Wednesday 18 March 2020

The orange sweet potatoes and the harvest of colours


More than a year ago, I bought some orange coloured sweet potatoes from a local supermarket. Although we had a stock of homegrown sweet potatoes, the unusual colour of those in the supermarket appealed to me. The colours of the different varieties of vegetables always appeals to me. They evoke a desire within to plant and eat them.


I decided to keep four for planting when they ran out. Our homegrown sweet potatoes always run out spectacularly. Neglected, they can turn the cellar into a scene out of the movie “The Little Shop of Horrors”. Particularly as the tubers make long ghostly runners in the dark cellar. There is no mistaking a sweet potato that wants to go back underground.

With this experience of sweet potato tubers, I decided to simply let the four orange tubers lie in a protected spot in the garden office, to encourage the inevitable. After months of waiting and with nothing happening to them, I had to accept that whatever is sprayed on supermarket vegetables to make them last longer on the shelf, is obviously inhibiting the natural development of runners in the tubers.


I did not know what to do.  I could not plant them without any sign that they want to go back to their roots and by now they were no longer fresh enough to eat. Although they looked as good as the day, I bought them. The chemicals sprayed on the food we buy at supermarkets, must contain remarkable preservatives. The thought alone of what the tubers were treated with, dampened my appetite for them.

I re-discovered that one can encourage root formation in sweet potatoes by cutting them in half and suspending them in a jar of water with the cut part barely submerged. Much as one does with an avocado pip when wanting to encourage it to sprout. I decided to cut the four tubers in half and with the support of toothpicks, I suspended them in eight glass jars on a sunny windowsill. I topped up the water as it evaporated.


After two weeks, I noticed spindly white roots dangling in the water of some of the jars. I was so excited. Soon they all had roots and leaves. When the leaves were big and strong enough, we planted them in one half of a vegetable bed.

They took longer than usual to make proper tubers and in the first week of March, we decided they were ready to be harvested. Fungai started harvesting and exclaimed in surprise that the plants were bearing orange and purple sweet potatoes. I could not believe my eyes when I saw the clumps of intertwined orange and purple sweet potatoes on the same plants.


The question for me is, did the plant go back to the original purple tubers in some instances or did the treatment they received in the supermarket upset their DNA. I decided to see if the orange tubers that were homegrown, would make runners when they needed to be planted. They were grown organically and hopefully now will behave like normal vegetables in future.

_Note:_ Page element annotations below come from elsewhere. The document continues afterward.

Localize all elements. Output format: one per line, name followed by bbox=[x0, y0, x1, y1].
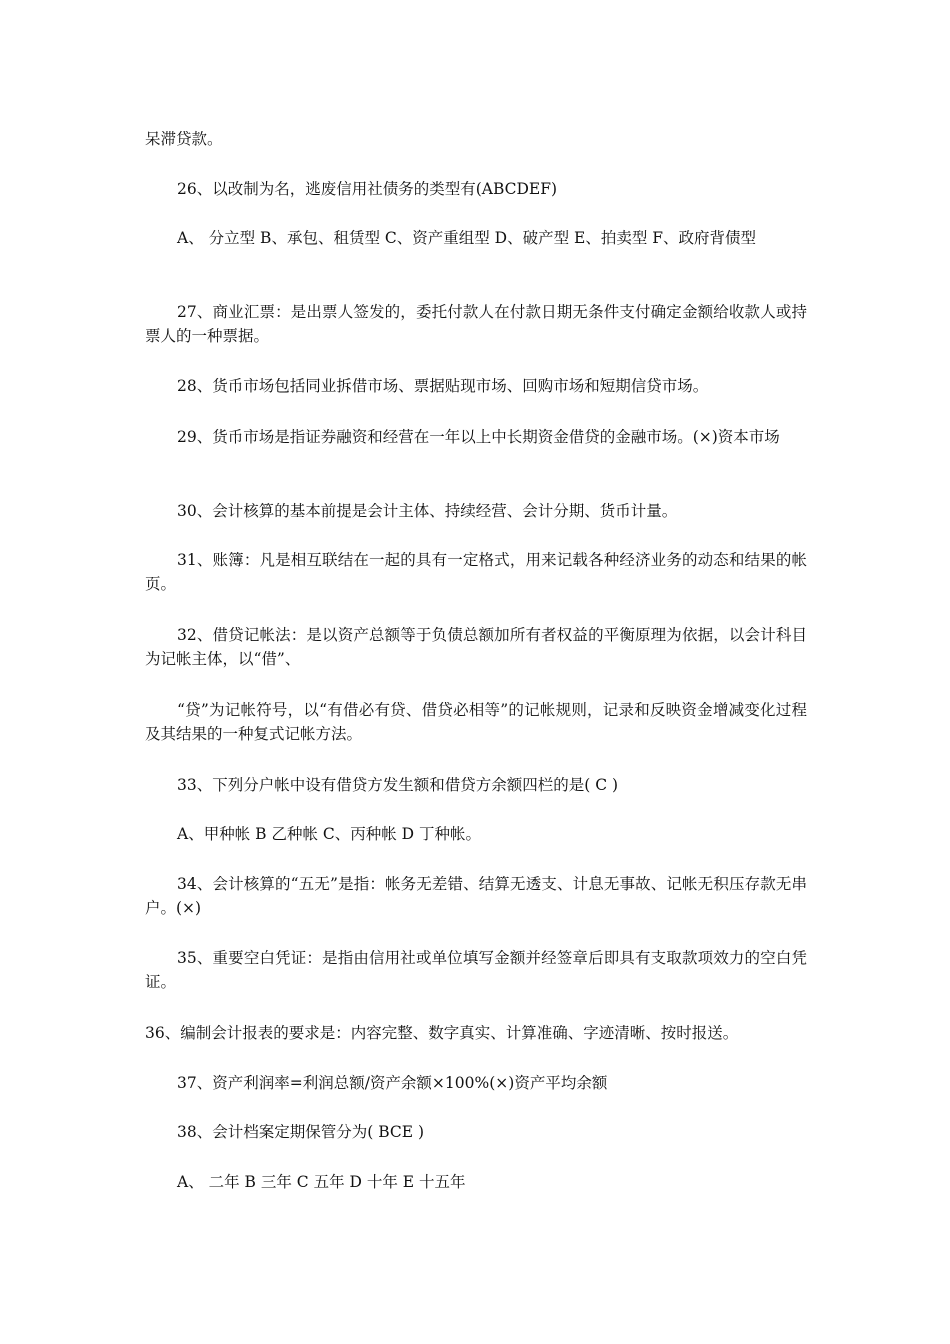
item-30: 30、会计核算的基本前提是会计主体、持续经营、会计分期、货币计量。 bbox=[177, 502, 678, 520]
item-31: 31、账簿：凡是相互联结在一起的具有一定格式，用来记载各种经济业务的动态和结果的帐页。 bbox=[145, 551, 807, 593]
item-34: 34、会计核算的“五无”是指：帐务无差错、结算无透支、计息无事故、记帐无积压存款无串户。(×) bbox=[145, 875, 807, 917]
item-27: 27、商业汇票：是出票人签发的，委托付款人在付款日期无条件支付确定金额给收款人或持票人的一种票据。 bbox=[145, 303, 807, 345]
item-32-continued: “贷”为记帐符号，以“有借必有贷、借贷必相等”的记帐规则，记录和反映资金增减变化过程及其结果的一种复式记帐方法。 bbox=[145, 701, 807, 743]
item-29: 29、货币市场是指证券融资和经营在一年以上中长期资金借贷的金融市场。(×)资本市场 bbox=[177, 428, 780, 446]
item-35: 35、重要空白凭证：是指由信用社或单位填写金额并经签章后即具有支取款项效力的空白凭证。 bbox=[145, 949, 807, 991]
question-33-options: A、甲种帐 B 乙种帐 C、丙种帐 D 丁种帐。 bbox=[177, 825, 482, 843]
item-32: 32、借贷记帐法：是以资产总额等于负债总额加所有者权益的平衡原理为依据，以会计科目为记帐主体，以“借”、 bbox=[145, 626, 807, 668]
paragraph-continuation: 呆滞贷款。 bbox=[145, 130, 223, 148]
question-26-options: A、 分立型 B、承包、租赁型 C、资产重组型 D、破产型 E、拍卖型 F、政府背债型 bbox=[177, 229, 757, 247]
item-37: 37、资产利润率=利润总额/资产余额×100%(×)资产平均余额 bbox=[177, 1074, 608, 1092]
item-28: 28、货币市场包括同业拆借市场、票据贴现市场、回购市场和短期信贷市场。 bbox=[177, 377, 709, 395]
question-26: 26、以改制为名，逃废信用社债务的类型有(ABCDEF) bbox=[177, 180, 558, 198]
question-33: 33、下列分户帐中设有借贷方发生额和借贷方余额四栏的是( C ) bbox=[177, 776, 619, 794]
question-38-options: A、 二年 B 三年 C 五年 D 十年 E 十五年 bbox=[177, 1173, 466, 1191]
question-38: 38、会计档案定期保管分为( BCE ) bbox=[177, 1123, 425, 1141]
item-36: 36、编制会计报表的要求是：内容完整、数字真实、计算准确、字迹清晰、按时报送。 bbox=[145, 1024, 739, 1042]
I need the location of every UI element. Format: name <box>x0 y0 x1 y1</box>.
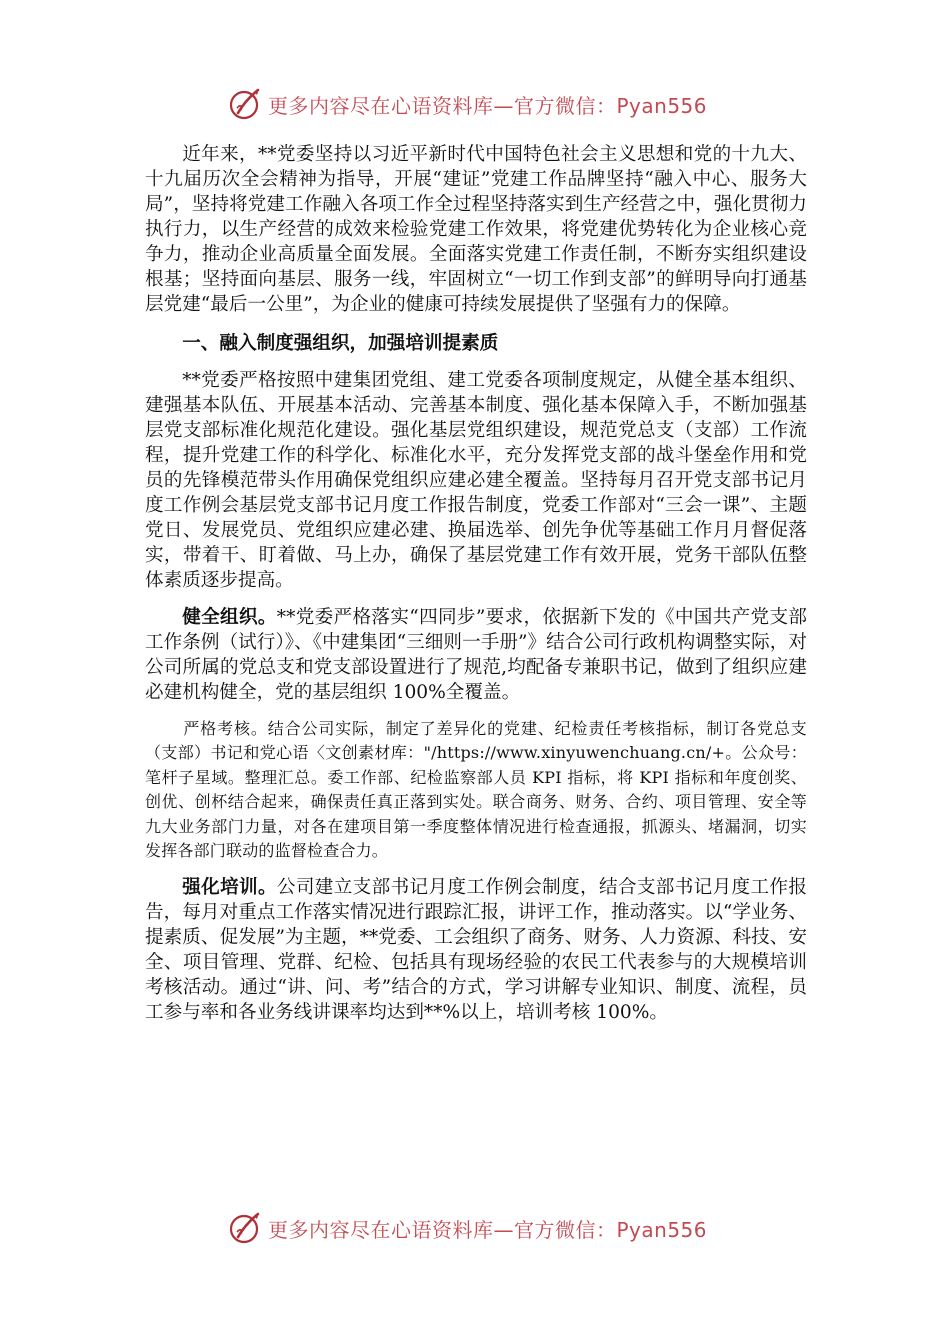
organization-lead: 健全组织。 <box>182 607 277 628</box>
intro-paragraph: 近年来，**党委坚持以习近平新时代中国特色社会主义思想和党的十九大、十九届历次全会精神为指导，开展“建证”党建工作品牌坚持“融入中心、服务大局”，坚持将党建工作融入各项工作全过程坚持落实到生产经营之中，强化贯彻力执行力，以生产经营的成效来检验党建工作效果，将党建优势转化为企业核心竞争力，推动企业高质量全面发展。全面落实党建工作责任制，不断夯实组织建设根基；坚持面向基层、服务一线，牢固树立“一切工作到支部”的鲜明导向打通基层党建“最后一公里”，为企业的健康可持续发展提供了坚强有力的保障。 <box>145 144 807 315</box>
organization-body: **党委严格落实“四同步”要求，依据新下发的《中国共产党支部工作条例（试行）》、《中建集团“三细则一手册”》结合公司行政机构调整实际，对公司所属的党总支和党支部设置进行了规范,均配备专兼职书记，做到了组织应建必建机构健全，党的基层组织 100%全覆盖。 <box>145 607 807 703</box>
training-paragraph <box>145 875 807 1025</box>
pen-logo-icon <box>228 1210 264 1246</box>
assessment-url: "/https://www.xinyuwenchuang.cn/+ <box>423 743 726 763</box>
header-watermark-banner <box>228 84 728 124</box>
assessment-paragraph <box>145 717 807 863</box>
section-paragraph: **党委严格按照中建集团党组、建工党委各项制度规定，从健全基本组织、建强基本队伍、开展基本活动、完善基本制度、强化基本保障入手，不断加强基层党支部标准化规范化建设。强化基层党组织建设，规范党总支（支部）工作流程，提升党建工作的科学化、标准化水平，充分发挥党支部的战斗堡垒作用和党员的先锋模范带头作用确保党组织应建必建全覆盖。坚持每月召开党支部书记月度工作例会基层党支部书记月度工作报告制度，党委工作部对“三会一课”、主题党日、发展党员、党组织应建必建、换届选举、创先争优等基础工作月月督促落实，带着干、盯着做、马上办，确保了基层党建工作有效开展，党务干部队伍整体素质逐步提高。 <box>145 370 807 591</box>
training-lead: 强化培训。 <box>182 877 277 899</box>
watermark-text: 更多内容尽在心语资料库—官方微信：Pyan556 <box>268 93 708 118</box>
assessment-text-2: 。公众号：笔杆子星域。整理汇总。委工作部、纪检监察部人员 KPI 指标，将 KPI 指标和年度创奖、创优、创杯结合起来，确保责任真正落到实处。联合商务、财务、合约、项目管理、安全等九大业务部门力量，对各在建项目第一季度整体情况进行检查通报，抓源头、堵漏洞，切实发挥各部门联动的监督检查合力。 <box>145 743 807 861</box>
watermark-text: 更多内容尽在心语资料库—官方微信：Pyan556 <box>268 1217 708 1242</box>
document-body <box>145 142 807 1025</box>
footer-watermark-banner <box>228 1208 728 1248</box>
assessment-text-1: 严格考核。结合公司实际，制定了差异化的党建、纪检责任考核指标，制订各党总支（支部）书记和党心语〈文创素材库： <box>145 719 807 763</box>
training-body: 公司建立支部书记月度工作例会制度，结合支部书记月度工作报告，每月对重点工作落实情况进行跟踪汇报，讲评工作，推动落实。以“学业务、提素质、促发展”为主题，**党委、工会组织了商务、财务、人力资源、科技、安全、项目管理、党群、纪检、包括具有现场经验的农民工代表参与的大规模培训考核活动。通过“讲、问、考”结合的方式，学习讲解专业知识、制度、流程，员工参与率和各业务线讲课率均达到**%以上，培训考核 100%。 <box>145 877 807 1024</box>
pen-logo-icon <box>228 86 264 122</box>
organization-paragraph <box>145 605 807 705</box>
section-heading: 一、融入制度强组织，加强培训提素质 <box>182 333 499 354</box>
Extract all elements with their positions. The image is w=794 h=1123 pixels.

In the end, the purple and orange harvest was quite special. I prefer to imagine that the enchantment of the Towerwater garden had a hand in the mystery.


Sweet Pepper seeds that my cousin gave me, surprised by making quite healthy plants. Normally, I struggle to grow Sweet Peppers. I believed it was because the pH of the soil in the vegetable garden was not acidic enough for them. However, thanks to these seeds, this year I could proudly harvest black, red, orange and green Sweet Peppers.


Our garden seems to be in a colourful mood, and I am really enjoying it. I feel like a child with all the surprises in the garden adding to a very colourful harvest. 

1 comment:

  1. Lovely post. Reminds me of a punnet of tomatoes that I bought at a highly respected store which I forgot in the back of my fridge. Rediscovered six months later and they looked as good as the day I bought them. I had to check the sell-by date to confirm that I wasn't mistaken.